Марта вскочила с постели, даром что до рассвета было еще далеко.
— Это оно, Уок. Дождались.
— Что — оно?
— Обстоятельство, которое изменит весь ход игры.
* * *
Той ночью Робин проснулся с плачем. Постель была мокрехонька, а кошмарный сон — столь цепок, что в первые несколько секунд Робин только жался к Дачесс, не в силах произнести ни слова.
— Я слышал маму. Я был в спальне, под замком, а мама кричала и звала на помощь. Я хочу к Питеру и Люси. И к маме. И к дедушке. Домой хочу, и чтобы так вышло, будто это все мне приснилось.
Дачесс утешала его поцелуями в темечко.
Потом она помогла Робину вымыться, перетащила клеенку в свою постель, уложила Робина и легла сама, предварительно раздернув шторы, чтобы видеть звездное небо с идеально круглой луной.
— Всё будет хорошо, Робин.
— Думаешь, нас заберут в Вайоминг?
— Твое будущее пока не прописано. Ты можешь стать кем хочешь — ты ведь принц.
— Доктором хочу — как Питер.
— Из тебя получится хороший доктор.
Когда Робин уснул, Дачесс села к окну с учебником и стала писать реферат по истории. Она очень старалась. Даже не так — она боролась.
Время от времени взглядывала на Робина и думала: «Все хорошее, что у меня в зачаточном состоянии, у моего брата сгущено, не разбавлено».
Наутро, по дороге в школу, Мэри-Лу что-то шептала на ухо всем ребятам по очереди, и все без исключения от ее слов брезгливо морщили носы и хихикали.
— Что она им рассказывает? — волновался Робин.
— Ничего особенного. Ерунды всякой насмотрелась по телику.
Они миновали Гиккори-стрит и свернули на Гроув-стрит, а Мэри-Лу никак не могла уняться. Присоединились еще четверо ребят — двойняшки Уилсон и Эмма Браун со своим братом Адамом. Мэри-Лу подскакивала к каждому, приобнимала и нашептывала. Дальше все повторялось: сморщенный нос, брезгливая гримаса, гадкий смешок, блаженство на физиономии Мэри-Лу.

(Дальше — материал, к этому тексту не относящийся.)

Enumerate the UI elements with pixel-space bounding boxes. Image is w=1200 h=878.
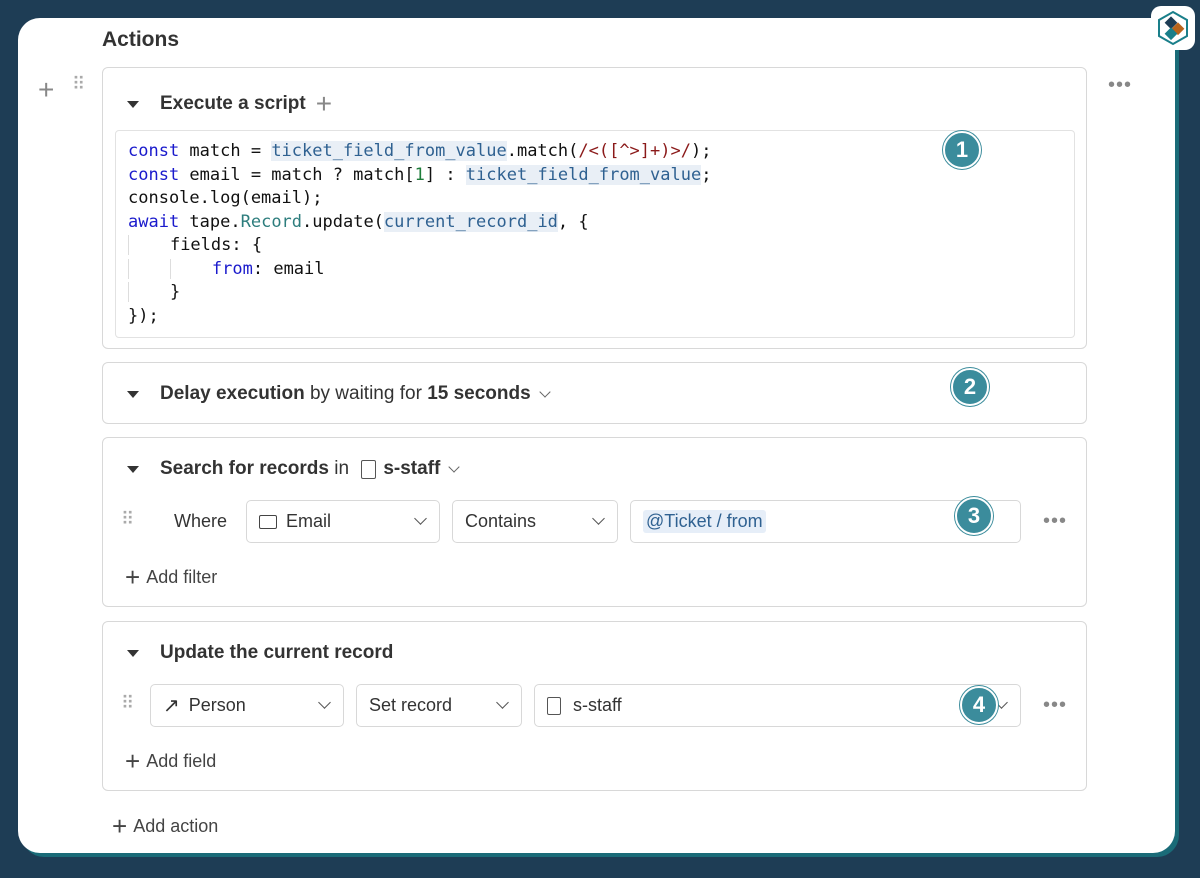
record-select[interactable]: s-staff [534,684,1021,727]
add-label: Add action [133,816,218,837]
action-title-text: by waiting for [310,383,422,405]
chevron-down-icon [318,696,331,709]
collapse-icon[interactable] [127,391,139,398]
action-title: Delay execution [160,383,305,405]
action-header[interactable]: Update the current record [127,642,393,664]
field-select[interactable]: Email [246,500,440,543]
step-badge: 1 [943,131,981,169]
action-title: Search for records [160,458,329,480]
action-update-record: Update the current record ⠿ ↗ Person Set … [102,621,1087,791]
action-header[interactable]: Search for records in s-staff [127,458,458,480]
step-badge: 2 [951,368,989,406]
mail-icon [259,515,277,529]
select-value: Email [286,511,331,532]
page-title: Actions [102,28,179,52]
operator-select[interactable]: Set record [356,684,522,727]
select-value: s-staff [573,695,622,716]
plus-icon: + [125,746,140,777]
operator-select[interactable]: Contains [452,500,618,543]
select-value: Set record [369,695,452,716]
app-logo [1151,6,1195,50]
select-value: Person [189,695,246,716]
document-icon [547,697,561,715]
more-options-icon[interactable]: ••• [1043,694,1067,717]
collapse-icon[interactable] [127,101,139,108]
chevron-down-icon[interactable] [539,386,550,397]
chevron-down-icon [592,512,605,525]
action-header[interactable]: Delay execution by waiting for 15 second… [127,383,549,405]
select-value: Contains [465,511,536,532]
add-label: Add filter [146,567,217,588]
add-action-button[interactable]: + Add action [112,811,218,842]
plus-icon: + [112,811,127,842]
collapse-icon[interactable] [127,466,139,473]
add-field-button[interactable]: + Add field [125,746,216,777]
variable-chip: @Ticket / from [643,510,766,533]
plus-icon: + [125,562,140,593]
delay-value[interactable]: 15 seconds [427,383,531,405]
action-execute-script: Execute a script + const match = ticket_f… [102,67,1087,349]
drag-handle-icon[interactable]: ⠿ [72,80,86,88]
action-title: Update the current record [160,642,393,664]
step-badge: 4 [960,686,998,724]
document-icon [361,460,376,479]
add-icon[interactable]: + [316,88,332,120]
step-badge: 3 [955,497,993,535]
code-editor[interactable]: const match = ticket_field_from_value.ma… [115,130,1075,338]
add-label: Add field [146,751,216,772]
where-label: Where [174,511,227,532]
field-select[interactable]: ↗ Person [150,684,344,727]
collapse-icon[interactable] [127,650,139,657]
add-filter-button[interactable]: + Add filter [125,562,217,593]
drag-handle-icon[interactable]: ⠿ [121,515,135,523]
chevron-down-icon [496,696,509,709]
collection-name[interactable]: s-staff [383,458,440,480]
more-options-icon[interactable]: ••• [1108,74,1132,97]
action-title: Execute a script [160,93,306,115]
chevron-down-icon [414,512,427,525]
action-search-records: Search for records in s-staff ⠿ Where Em… [102,437,1087,607]
action-delay: Delay execution by waiting for 15 second… [102,362,1087,424]
add-icon[interactable]: + [38,74,54,106]
action-title-text: in [334,458,349,480]
more-options-icon[interactable]: ••• [1043,510,1067,533]
action-header[interactable]: Execute a script + [127,88,332,120]
chevron-down-icon[interactable] [449,461,460,472]
drag-handle-icon[interactable]: ⠿ [121,699,135,707]
relation-arrow-icon: ↗ [163,693,180,718]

— Фу-у-у-у-у! — со смаком протянула Эмма Браун.
Робин снова взглянул на Дачесс.
— А Генри мне не позволил идти с большими мальчиками.
— Потому что Генри — придурок, — отрезала Дачесс.
Сама она буравила глазами спины шедших впереди. Хороша компашка: Мэри-Лу без конца оглядывается ни них с Робином и фыркает, Эмма и Келли обезьянничают, рядом топает паршивец Генри со своими приятелями. Сучьи дети! Когда они вступили на школьную территорию, когда Мэри-Лу шагнула к стайке одноклассников и опять зашептала, холодный свинец, которым словно налились вены Дачесс, вдруг стал плавиться. Все уставились на нее, только уже не захихикали, а заржали в открытую, чтобы потом гадливо отвернуться.
Дачесс ринулась было к обидчикам, но Робин схватил ее за руку, удержал своим «Пожалуйста, не надо!».
Она опустилась коленями в траву.
— Робин.
Он начал было лепетать, Дачесс провела ладонью от его лобика к макушке, откидывая кудри, останавливая.
— Ну-ка, Робин — кто я?
Он взглянул ей прямо в глаза.
— Ты — та, что вне закона.
— И что это значит?
— Что насмешек ты ни от кого не потерпишь.
— Никто не смеет нами пренебрегать. Я тебя в обиду не дам. Потому что мы с тобой одной крови.
По глазам Робина Дачесс поняла: ему страшно.
— Иди-ка в класс. Ну, давай же.
Она его легонько подтолкнула, и Робин покорился — неохотно, явно волнуясь и оглядываясь, побрел к зданию начальной школы.